I'm writing a program to scrape lots of websites of companies (up to 100,000) for up-to-date contact information as well as some information about their field of operations in C#. Because most of the websites can't be displayed in the regular .NET webbrowser I'm using geckofx to navigate to these websites and to find the content relevant to me I select nodes with HtmlAgilityPack.

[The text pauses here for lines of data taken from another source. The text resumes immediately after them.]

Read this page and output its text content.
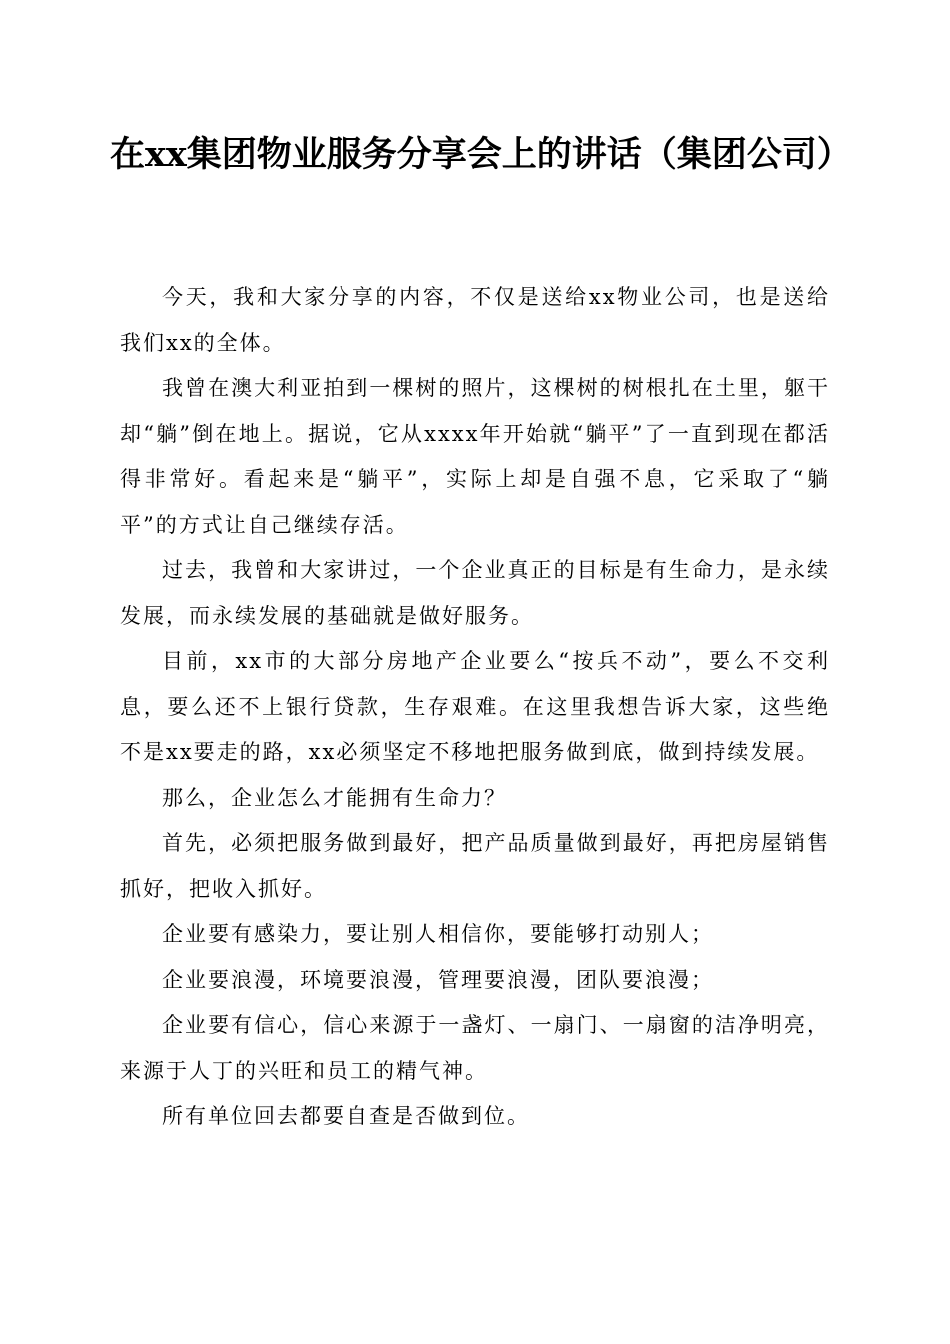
在xx集团物业服务分享会上的讲话（集团公司）

今天，我和大家分享的内容，不仅是送给xx物业公司，也是送给我们xx的全体。

我曾在澳大利亚拍到一棵树的照片，这棵树的树根扎在土里，躯干却“躺”倒在地上。据说，它从xxxx年开始就“躺平”了一直到现在都活得非常好。看起来是“躺平”，实际上却是自强不息，它采取了“躺平”的方式让自己继续存活。

过去，我曾和大家讲过，一个企业真正的目标是有生命力，是永续发展，而永续发展的基础就是做好服务。

目前，xx市的大部分房地产企业要么“按兵不动”，要么不交利息，要么还不上银行贷款，生存艰难。在这里我想告诉大家，这些绝不是xx要走的路，xx必须坚定不移地把服务做到底，做到持续发展。

那么，企业怎么才能拥有生命力？

首先，必须把服务做到最好，把产品质量做到最好，再把房屋销售抓好，把收入抓好。

企业要有感染力，要让别人相信你，要能够打动别人；

企业要浪漫，环境要浪漫，管理要浪漫，团队要浪漫；

企业要有信心，信心来源于一盏灯、一扇门、一扇窗的洁净明亮，来源于人丁的兴旺和员工的精气神。

所有单位回去都要自查是否做到位。
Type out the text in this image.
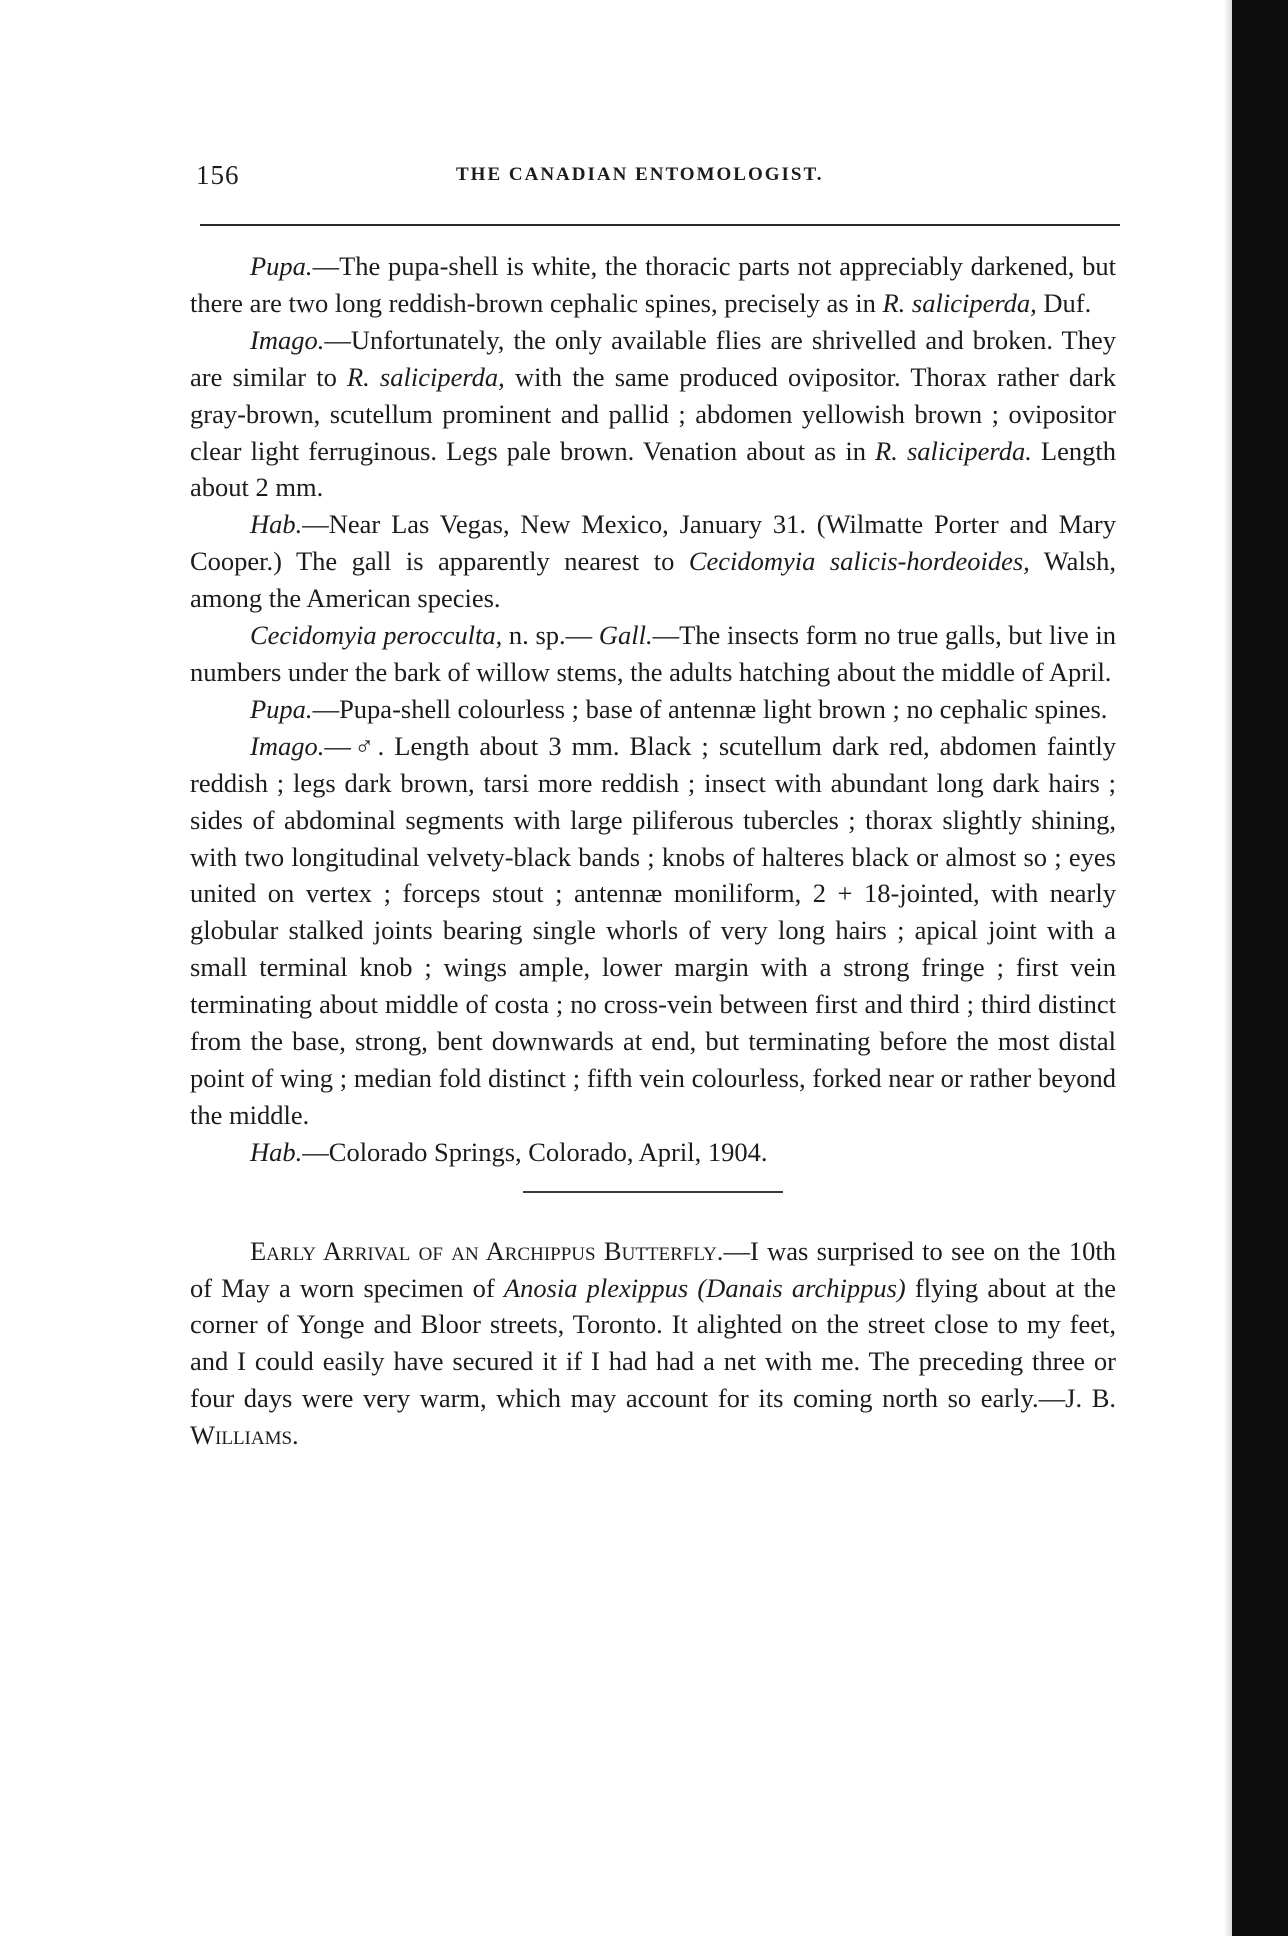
156	THE CANADIAN ENTOMOLOGIST.

Pupa.—The pupa-shell is white, the thoracic parts not appreciably darkened, but there are two long reddish-brown cephalic spines, precisely as in R. saliciperda, Duf.

Imago.—Unfortunately, the only available flies are shrivelled and broken. They are similar to R. saliciperda, with the same produced ovipositor. Thorax rather dark gray-brown, scutellum prominent and pallid ; abdomen yellowish brown ; ovipositor clear light ferruginous. Legs pale brown. Venation about as in R. saliciperda. Length about 2 mm.

Hab.—Near Las Vegas, New Mexico, January 31. (Wilmatte Porter and Mary Cooper.) The gall is apparently nearest to Cecidomyia salicis-hordeoides, Walsh, among the American species.

Cecidomyia perocculta, n. sp.— Gall.—The insects form no true galls, but live in numbers under the bark of willow stems, the adults hatching about the middle of April.

Pupa.—Pupa-shell colourless ; base of antennæ light brown ; no cephalic spines.

Imago.—♂. Length about 3 mm. Black ; scutellum dark red, abdomen faintly reddish ; legs dark brown, tarsi more reddish ; insect with abundant long dark hairs ; sides of abdominal segments with large piliferous tubercles ; thorax slightly shining, with two longitudinal velvety-black bands ; knobs of halteres black or almost so ; eyes united on vertex ; forceps stout ; antennæ moniliform, 2 + 18-jointed, with nearly globular stalked joints bearing single whorls of very long hairs ; apical joint with a small terminal knob ; wings ample, lower margin with a strong fringe ; first vein terminating about middle of costa ; no cross-vein between first and third ; third distinct from the base, strong, bent downwards at end, but terminating before the most distal point of wing ; median fold distinct ; fifth vein colourless, forked near or rather beyond the middle.

Hab.—Colorado Springs, Colorado, April, 1904.

Early Arrival of an Archippus Butterfly.—I was surprised to see on the 10th of May a worn specimen of Anosia plexippus (Danais archippus) flying about at the corner of Yonge and Bloor streets, Toronto. It alighted on the street close to my feet, and I could easily have secured it if I had had a net with me. The preceding three or four days were very warm, which may account for its coming north so early.—J. B. Williams.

The process is always the same: If I have a URL for a company I visit the website right away, otherwise I use bing to look for a web address (Google seems to dislike being used automatically). On the website I look for a link to an imprint and links to pages that could indicate some area of activity, I navigate to these links and look for catchphrases that I specified beforehand. Everything is running synchronously, I wait for the browser to trigger its DocumentCompleted
event everytime.
An example:
//I navigate to bing looking for my company's name and postal code
Variables.browser.Navigate("https://www.bing.com/search?q=" + c.Name.Replace(" ", "+") + "+" + c.Zip.Replace(" ", "+"));
//I wait for the browser to finish loading. The Navigating event sets BrowserIsReady to false and the DocumentCompleted event sets it to true
do
{
f.Application.DoEvents();
} while (!Variables.BrowserIsReady);
HtmlDocument browserDoc = new HtmlDocument();
browserDoc.LoadHtml(Variables.browser.Document.Body.OuterHtml);
//I select the relevant node in the document
HtmlNode sidebarNode = browserDoc.DocumentNode.SelectSingleNode("//div[contains(concat(\" \", normalize-space(@class), \" \"), \" b_entityTP \")]");
if (sidebarNode != null)
{
Variables.logger.Log("Found readable sidebar. Loading data...");
string lookedUpName, lookedUpStreet, lookedUpCity, lookedUpZip, lookedUpPhone, lookedUpWebsite;
HtmlNode infoNode = sidebarNode.SelectSingleNode("//div[contains(concat(\" \", normalize-space(@class), \" \"), \" b_subModule \")]");
HtmlNode nameNode = infoNode.SelectSingleNode("//div[contains(concat(\" \", normalize-space(@class), \" \"), \" b_feedbackComponent \")]");
if (nameNode != null)
{
string[] dataFacts = nameNode.GetAttributeValue("data-facts", "").Replace("{\"", "").Replace("\"}", "").Split(new string[] { "\",\"" }, StringSplitOptions.None);
foreach (string dataFact in dataFacts)
{
//... abbreviated
}
}
//And at the end of every call to a node object I set it back to null
nameNode = null;
}
My geckofx is not allowed to write cache to memory or to load images from websites, which I set by using
GeckoPreferences.Default["browser.cache.memory.enabled"] = false;
GeckoPreferences.Default["permissions.default.image"] = 2;
before creating my GeckoWebBrowser instance.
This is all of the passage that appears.